Entenda a evolução e o atual sistema de nomes da BMW

Houve uma época em que os nomes dos carros da Mercedes e BMW explicavam tudo o que você precisava saber sobre eles. BMW 323? Fácil, é um Série 3 com motor 2.3. Mercedes C180? Moleza: um Classe C com motor 1.8. M3? Esportivo da Série 3. C36 AMG? Classe C com motor 3.6 feito pela AMG. Simples, prático e racional, como uma boa criação alemã.

Infelizmente, com a evolução dos motores e a chegada do downsizing a partir do início da década passada, o negócio começou a desandar e tudo começou a ficar um pouco confuso. Agora os Mercedes-AMG 63 podem ser 4.0 ou 5.5, a BMW dobrou o número de séries dividindo-as em duas e o 440i não usa um motor V8 como o antigo 540i.

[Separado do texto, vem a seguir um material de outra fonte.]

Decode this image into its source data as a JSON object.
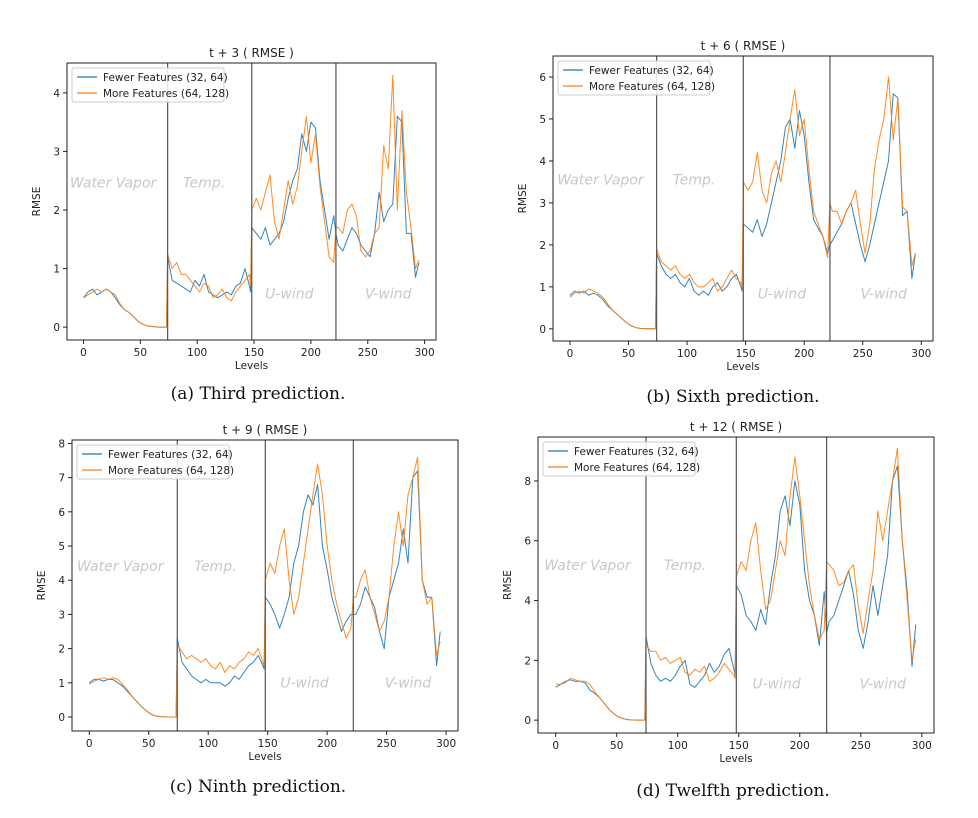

Para ajudar a organizar as coisas, vamos relembrar a metodologia da nomenclatura das duas marcas que consagraram esse sistema alfanumérico e mostrar como ele evoluiu até chegar onde está — e também explicar como tudo funciona hoje. Preparado para a salada de letras e números? Então vamos para a primeira parte, começando com a BMW.

 

Colocando lógica nos nomes

Os primeiros BMW eram batizados apenas com o nome do projeto, algo comum no início do século XX. A referência à motorização surgiu apenas nos anos 1960, quando a BMW lançou sua Neue Klasse, a linha de sedãs que praticamente definiu o sedã alemão moderno comum. Os Neue Klasse eram modelos médios equipados com motores de quatro cilindros. Para diferenciá-los uns dos outros, eles foram batizados com sua cilindrada arredondada em centímetros cúbicos. O Neue Klasse com motor 1.5 era o 1500, o modelo com o motor 1.6 era o 1600 e o 2.0 era o 2000. Os cupês eram identificados pelas letras C (coupé) e CS (coupé sport) após o número, caso do 2000C e 2000CS.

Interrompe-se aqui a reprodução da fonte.